前半(1〜9章)では、4つの基本タスクを通じて概念①〜⑦を扱う。後半(10章以降)では概念⑧を扱う。

  1. テキストエディタ(メモ帳):プログラムはテキストファイルであり、「メモ帳」などのテキストエディタで確認・編集できる。
  2. AIエディタ:AIエディタは、AIによるコード生成・エラー解説などの支援機能を備えたエディタである。シンタックスハイライト(構文の色分け)、自動補完、実行ボタンによるコード実行、変数値の確認、画像や図の表示など、メモ帳にはない機能も備える。
  3. コマンドプロンプト:文字の命令でパソコンを操作するツール。Pythonの実行やライブラリの追加に使う。
  4. ディレクトリ・カレントディレクトリ・パス:パソコン内のディレクトリ構造。現在の作業ディレクトリ(カレントディレクトリ)を把握していないと、ファイルの保存先や実行対象を正しく指定できない。ファイルやディレクトリの場所を文字列で表したものをパスと呼ぶ。
  5. .pyファイル:Pythonプログラムの保存形式。拡張子を.pyにして保存する。メモ帳で保存する場合、ファイルの種類を「すべてのファイル」にしないと.txtが付く点に注意。
  6. Pythonプログラムの実行:コマンドプロンプトでpython ファイル名.pyと入力する方法、エディタの実行ボタンを使う方法、ノートブックでコードセルを実行する方法がある。エラーがある場合、エラーメッセージが表示される。
  7. pip(パッケージ管理):Python本体にない機能(画像処理、データ分析などのライブラリ)を追加するためのツール。

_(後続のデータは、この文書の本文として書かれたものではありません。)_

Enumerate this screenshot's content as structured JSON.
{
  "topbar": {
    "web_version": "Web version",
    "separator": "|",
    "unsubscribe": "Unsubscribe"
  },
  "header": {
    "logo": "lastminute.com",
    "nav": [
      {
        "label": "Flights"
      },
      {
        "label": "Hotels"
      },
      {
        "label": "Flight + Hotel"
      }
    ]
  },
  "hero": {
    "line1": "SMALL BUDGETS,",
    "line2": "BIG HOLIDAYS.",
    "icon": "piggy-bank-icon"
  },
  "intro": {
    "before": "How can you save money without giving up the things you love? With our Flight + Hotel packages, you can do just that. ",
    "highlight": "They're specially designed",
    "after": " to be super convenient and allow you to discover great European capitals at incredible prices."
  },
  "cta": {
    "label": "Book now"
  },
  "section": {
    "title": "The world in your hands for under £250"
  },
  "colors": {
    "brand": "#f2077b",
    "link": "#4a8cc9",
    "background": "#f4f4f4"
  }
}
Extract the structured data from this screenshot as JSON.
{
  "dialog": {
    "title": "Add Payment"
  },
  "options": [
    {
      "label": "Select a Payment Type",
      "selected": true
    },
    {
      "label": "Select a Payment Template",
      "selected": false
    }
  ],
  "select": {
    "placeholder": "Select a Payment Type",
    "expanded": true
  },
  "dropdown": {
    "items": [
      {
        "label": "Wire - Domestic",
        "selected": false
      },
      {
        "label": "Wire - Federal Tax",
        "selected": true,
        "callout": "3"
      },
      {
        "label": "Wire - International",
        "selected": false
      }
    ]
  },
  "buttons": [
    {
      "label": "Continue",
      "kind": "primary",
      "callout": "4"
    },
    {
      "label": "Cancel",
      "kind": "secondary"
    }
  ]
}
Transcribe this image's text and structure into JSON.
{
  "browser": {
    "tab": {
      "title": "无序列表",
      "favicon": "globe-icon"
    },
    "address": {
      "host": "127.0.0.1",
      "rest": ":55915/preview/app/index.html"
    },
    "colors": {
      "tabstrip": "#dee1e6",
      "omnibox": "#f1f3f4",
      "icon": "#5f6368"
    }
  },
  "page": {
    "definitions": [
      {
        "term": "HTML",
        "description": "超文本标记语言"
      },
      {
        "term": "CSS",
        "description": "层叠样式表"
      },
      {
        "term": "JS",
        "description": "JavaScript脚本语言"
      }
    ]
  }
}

pip install ライブラリ名で導入できる。
  8. ファイル入出力とダウンロード保存:プログラムからファイルを読み書き、新規ファイルの作成、ファイルのダウンロードが可能である。

【目次】

前半:最初に習得すべき内容

  1. はじめに
  2. 全体像:概念の依存関係
  3. どの環境で始めるか選ぶ
  4. 開発環境の準備
  5. 対話型シェルでPythonを試す
  6. .pyファイルを作ってコマンドプロンプトから実行する
  7. AIエディタ(Windsurf)でPythonを使う
  8. pipでライブラリを追加する
  9. 操作チェックリスト(前半のまとめ)

後半:前半の知識を前提とする内容

  1. ファイル入出力とダウンロード保存
  2. キーボード入力のプログラム
  3. よくあるエラーとその対処法
  4. 次のステップ

― 前半:最初に習得すべき内容 ―

1. はじめに

この資料では、PythonのプログラムをWindowsで作成し、動かす方法を学ぶ。具体的には、以下の内容を扱う。

プログラミングを始めようと思ったとき、「どのように操作したらよいのだろう」「専用のツールが必要なのでは」と思うことがある。しかし、Windowsに標準で搭載されているメモ帳と、無料でダウンロードできるPythonがあればPythonの標準機能を扱える。Python本体にない機能の追加と実行も行える。

まずはプログラムの作成と実行から始める。入力された文字を10回繰り返して表示するプログラムを動かすことができる。ここで学ぶプログラムの作成と実行方法は、Pythonプログラミングの基礎となる。

2. 全体像:概念の依存関係

①②はプログラムを書くための道具であり、どちらも使う。③〜⑥はPythonを実行するために必須である。⑦と⑧は、外部ライブラリの利用やデータ処理を行うときに必要になる。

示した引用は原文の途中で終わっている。